The World War II internment camps are central to the Japanese American experience, he said. But for many years, it was a time that those who lost their businesses or homes rarely discussed.
“It’s almost like being raped,” Furutani said. “You ask yourself, ‘What did I do wrong to have this happen?’ and either you decided ‘I’m mad’ or you let it recede.”
The Japanese call it shikataganai, or having a sense that nothing can be done about something, he said.
It was the next generation of Japanese Americans who in the 1960s and ‘70s began to advocate on behalf of those who were interned.

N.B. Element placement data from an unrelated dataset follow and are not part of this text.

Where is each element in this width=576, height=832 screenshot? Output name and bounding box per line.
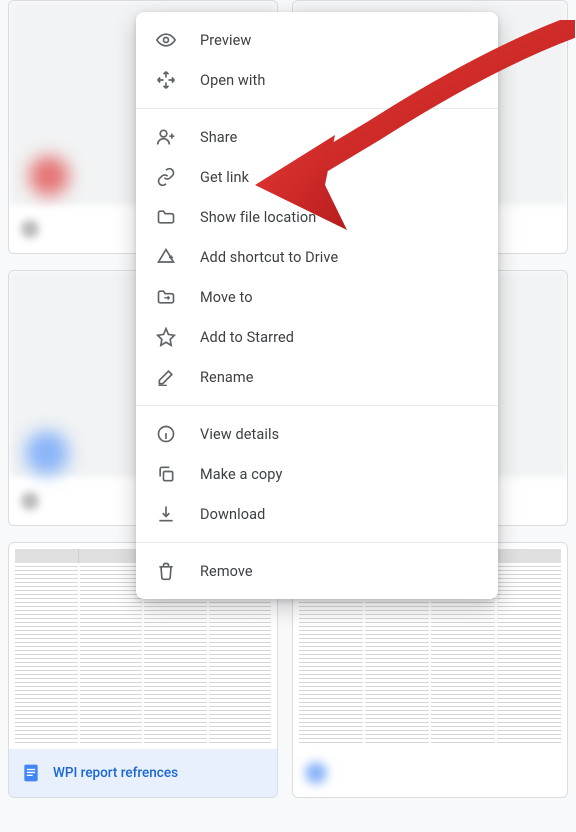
chevron-right-icon xyxy=(466,72,482,88)
menu-divider xyxy=(136,542,498,543)
menu-item-open-with[interactable]: Open with xyxy=(136,60,498,100)
arrows-icon xyxy=(156,70,176,90)
menu-item-remove[interactable]: Remove xyxy=(136,551,498,591)
drive-shortcut-icon xyxy=(156,247,176,267)
menu-label: Rename xyxy=(200,369,482,386)
menu-label: Preview xyxy=(200,32,482,49)
menu-label: Download xyxy=(200,506,482,523)
menu-label: View details xyxy=(200,426,482,443)
menu-item-get-link[interactable]: Get link xyxy=(136,157,498,197)
menu-label: Move to xyxy=(200,289,482,306)
eye-icon xyxy=(156,30,176,50)
folder-move-icon xyxy=(156,287,176,307)
context-menu: Preview Open with Share Get link Show fi… xyxy=(136,12,498,599)
menu-label: Share xyxy=(200,129,482,146)
pencil-icon xyxy=(156,367,176,387)
menu-item-download[interactable]: Download xyxy=(136,494,498,534)
menu-item-add-shortcut[interactable]: Add shortcut to Drive xyxy=(136,237,498,277)
menu-item-view-details[interactable]: View details xyxy=(136,414,498,454)
menu-label: Remove xyxy=(200,563,482,580)
star-icon xyxy=(156,327,176,347)
menu-item-move-to[interactable]: Move to xyxy=(136,277,498,317)
folder-icon xyxy=(156,207,176,227)
menu-item-make-copy[interactable]: Make a copy xyxy=(136,454,498,494)
menu-label: Add to Starred xyxy=(200,329,482,346)
google-docs-icon xyxy=(21,763,41,783)
menu-divider xyxy=(136,405,498,406)
menu-item-rename[interactable]: Rename xyxy=(136,357,498,397)
menu-divider xyxy=(136,108,498,109)
file-footer: WPI report refrences xyxy=(9,749,277,797)
menu-item-show-location[interactable]: Show file location xyxy=(136,197,498,237)
file-footer xyxy=(293,749,567,797)
menu-label: Show file location xyxy=(200,209,482,226)
menu-item-share[interactable]: Share xyxy=(136,117,498,157)
person-add-icon xyxy=(156,127,176,147)
trash-icon xyxy=(156,561,176,581)
file-title: WPI report refrences xyxy=(53,765,178,781)
menu-label: Get link xyxy=(200,169,482,186)
copy-icon xyxy=(156,464,176,484)
menu-item-add-starred[interactable]: Add to Starred xyxy=(136,317,498,357)
info-icon xyxy=(156,424,176,444)
menu-label: Make a copy xyxy=(200,466,482,483)
download-icon xyxy=(156,504,176,524)
link-icon xyxy=(156,167,176,187)
menu-label: Open with xyxy=(200,72,442,89)
menu-item-preview[interactable]: Preview xyxy=(136,20,498,60)
menu-label: Add shortcut to Drive xyxy=(200,249,482,266)
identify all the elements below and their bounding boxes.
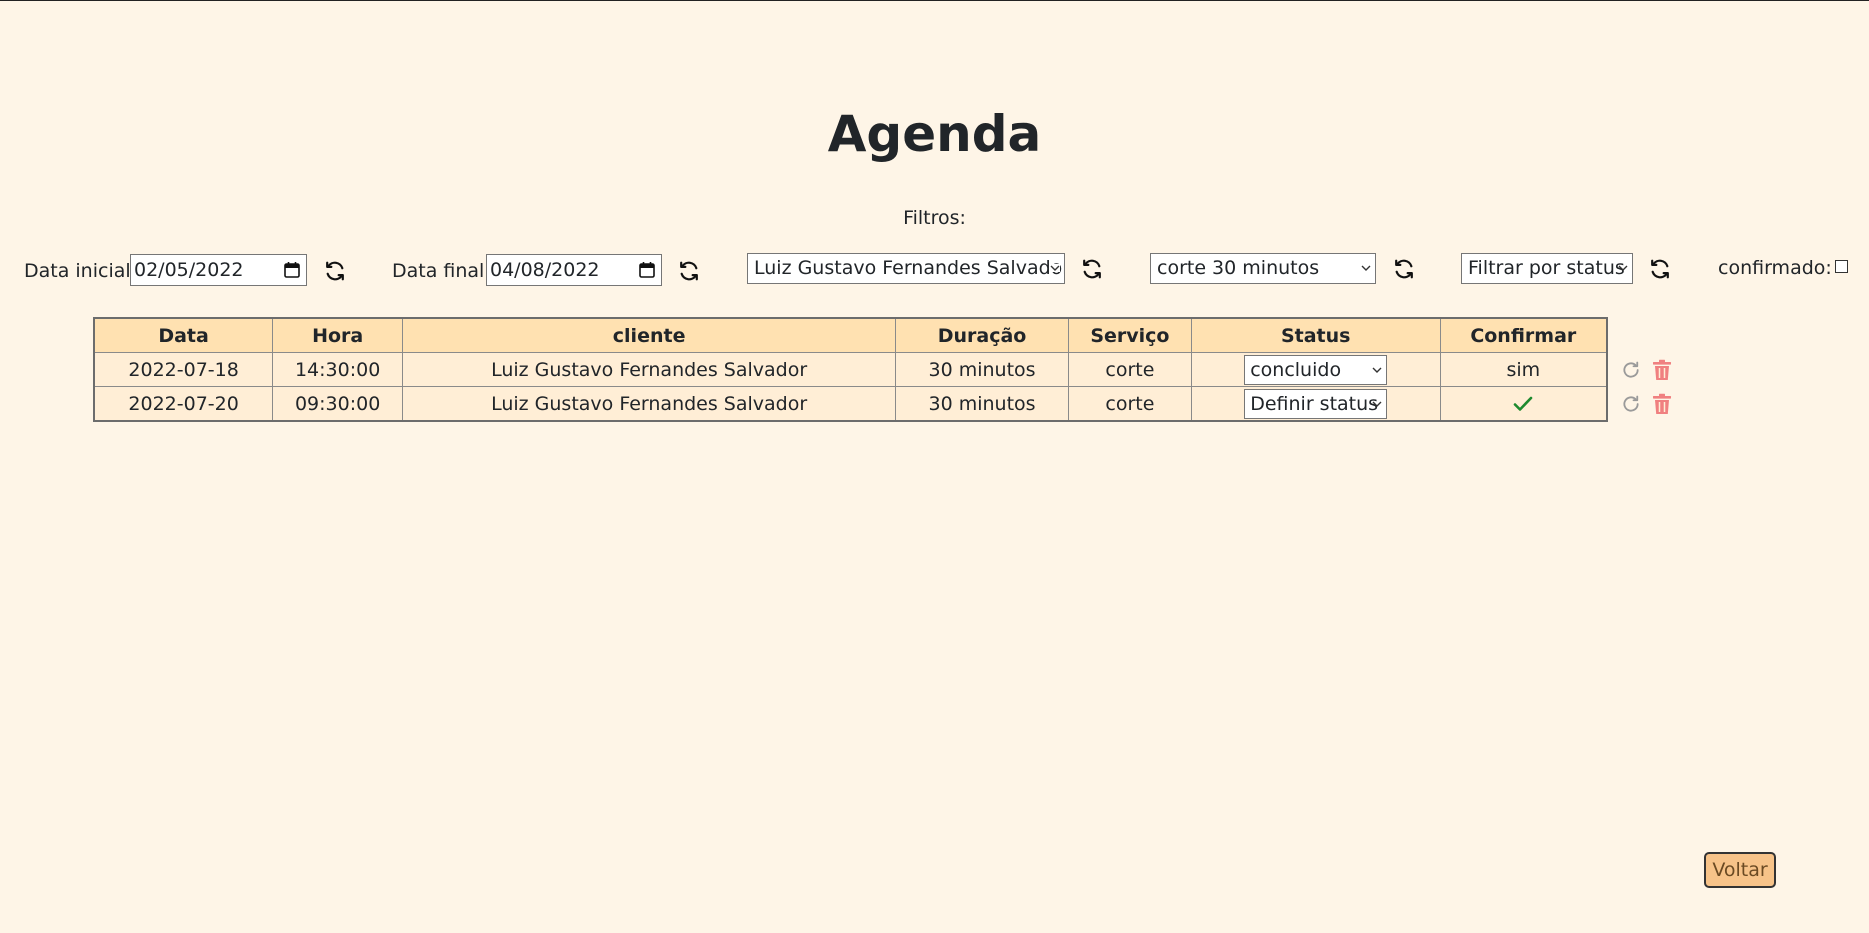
confirmed-filter: confirmado:: [1718, 256, 1848, 280]
start-date-label: Data inicial:: [24, 260, 138, 282]
cell-cliente: Luiz Gustavo Fernandes Salvador: [402, 386, 897, 422]
cell-hora: 09:30:00: [272, 386, 404, 422]
check-icon[interactable]: [1513, 396, 1533, 412]
confirmed-checkbox[interactable]: [1834, 260, 1848, 273]
filters-label: Filtros:: [903, 207, 966, 229]
status-select[interactable]: concluido: [1244, 354, 1388, 385]
cell-hora: 14:30:00: [272, 352, 404, 387]
refresh-start-date-icon[interactable]: [324, 260, 346, 282]
page-title: Agenda: [827, 105, 1042, 163]
chevron-down-icon: [1618, 265, 1628, 271]
delete-row-icon[interactable]: [1652, 359, 1672, 381]
column-header-confirmar: Confirmar: [1439, 317, 1608, 353]
cell-confirmar: sim: [1439, 352, 1608, 387]
reload-row-icon[interactable]: [1621, 394, 1641, 414]
cell-confirmar: [1439, 386, 1608, 422]
column-header-data: Data: [93, 317, 274, 353]
end-date-value: 04/08/2022: [490, 259, 600, 281]
end-date-input[interactable]: 04/08/2022: [486, 254, 662, 286]
client-select-value: Luiz Gustavo Fernandes Salvador: [754, 257, 1065, 279]
reload-row-icon[interactable]: [1621, 360, 1641, 380]
column-header-status: Status: [1190, 317, 1441, 353]
cell-duracao: 30 minutos: [895, 386, 1069, 422]
cell-status: Definir status: [1190, 386, 1441, 422]
service-select[interactable]: corte 30 minutos: [1150, 253, 1376, 284]
cell-servico: corte: [1067, 386, 1192, 422]
agenda-table: Data Hora cliente Duração Serviço Status…: [93, 317, 1608, 422]
table-header-row: Data Hora cliente Duração Serviço Status…: [93, 317, 1608, 353]
chevron-down-icon: [1050, 264, 1060, 272]
refresh-status-icon[interactable]: [1649, 258, 1671, 280]
status-select[interactable]: Definir status: [1244, 388, 1388, 419]
status-select-value: concluido: [1250, 358, 1342, 381]
start-date-value: 02/05/2022: [134, 259, 244, 281]
column-header-hora: Hora: [272, 317, 404, 353]
cell-data: 2022-07-18: [93, 352, 274, 387]
table-row: 2022-07-20 09:30:00 Luiz Gustavo Fernand…: [93, 386, 1608, 422]
column-header-servico: Serviço: [1067, 317, 1192, 353]
cell-data: 2022-07-20: [93, 386, 274, 422]
refresh-client-icon[interactable]: [1081, 258, 1103, 280]
calendar-icon[interactable]: [283, 261, 301, 279]
calendar-icon[interactable]: [638, 261, 656, 279]
end-date-label: Data final:: [392, 260, 491, 282]
delete-row-icon[interactable]: [1652, 393, 1672, 415]
table-row: 2022-07-18 14:30:00 Luiz Gustavo Fernand…: [93, 352, 1608, 387]
client-select[interactable]: Luiz Gustavo Fernandes Salvador: [747, 253, 1065, 284]
refresh-end-date-icon[interactable]: [678, 260, 700, 282]
status-select-value: Definir status: [1250, 392, 1379, 415]
chevron-down-icon: [1361, 265, 1371, 271]
cell-status: concluido: [1190, 352, 1441, 387]
confirmed-label: confirmado:: [1718, 257, 1832, 279]
column-header-cliente: cliente: [402, 317, 897, 353]
cell-servico: corte: [1067, 352, 1192, 387]
column-header-duracao: Duração: [895, 317, 1069, 353]
status-filter-value: Filtrar por status: [1468, 257, 1625, 279]
refresh-service-icon[interactable]: [1393, 258, 1415, 280]
cell-cliente: Luiz Gustavo Fernandes Salvador: [402, 352, 897, 387]
status-filter-select[interactable]: Filtrar por status: [1461, 253, 1633, 284]
start-date-input[interactable]: 02/05/2022: [130, 254, 307, 286]
back-button[interactable]: Voltar: [1704, 852, 1776, 888]
cell-duracao: 30 minutos: [895, 352, 1069, 387]
service-select-value: corte 30 minutos: [1157, 257, 1320, 279]
chevron-down-icon: [1372, 401, 1382, 407]
chevron-down-icon: [1372, 367, 1382, 373]
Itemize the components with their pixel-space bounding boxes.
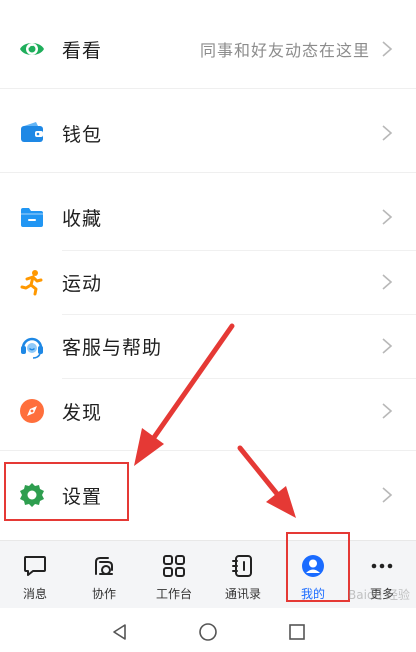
home-circle-icon[interactable] bbox=[198, 622, 218, 642]
running-person-icon bbox=[18, 268, 46, 296]
chevron-right-icon bbox=[382, 403, 393, 419]
chevron-right-icon bbox=[382, 125, 393, 141]
system-navigation-bar bbox=[0, 608, 416, 652]
menu-item-label: 看看 bbox=[62, 39, 103, 62]
contacts-book-icon bbox=[232, 555, 252, 577]
menu-item-kankan[interactable]: 看看 同事和好友动态在这里 bbox=[0, 18, 416, 80]
watermark: Baidu 经验 bbox=[348, 588, 410, 602]
tab-label: 协作 bbox=[91, 587, 116, 601]
collaborate-icon bbox=[95, 557, 113, 575]
chat-bubble-icon bbox=[24, 556, 46, 576]
headset-icon bbox=[18, 332, 46, 360]
chevron-right-icon bbox=[382, 338, 393, 354]
menu-item-help[interactable]: 客服与帮助 bbox=[0, 315, 416, 377]
tab-label: 消息 bbox=[22, 587, 47, 601]
grid-icon bbox=[163, 555, 185, 577]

“I went to hear Stokely Carmichael speak,” Furutani said, referring to the former Black Panther. “He said the thing black people had to do was to define themselves for themselves, by themselves. I substituted the word ‘Asian,’ and a lightbulb went on in my head.”
Closing the chapter on internment is one way to let the Japanese American community move forward to address other issues of self-definition, he said, adding, “It was unfinished business.”
Throughout the ceremony, strains of remembered pain mixed with patriotism, much like the experience in her camp, said Toshiko Sakamoto Aiboshi, 77.
She left Foshay Junior High School when she was 13, and was sent with her family to Santa Anita, where she attended school.
“It was strange. We would have classes on the second story, and down below we could see workers making camouflage nets for the soldiers,” she said.
At the ceremony’s end, Furutani applauded the graduates: “Ladies and gentlemen, I present the classes of 1942, 1943, 1944, 1945....”
Then the long-ago students counted to three and posed for a group photo: “Ichi, ni, san, smile!”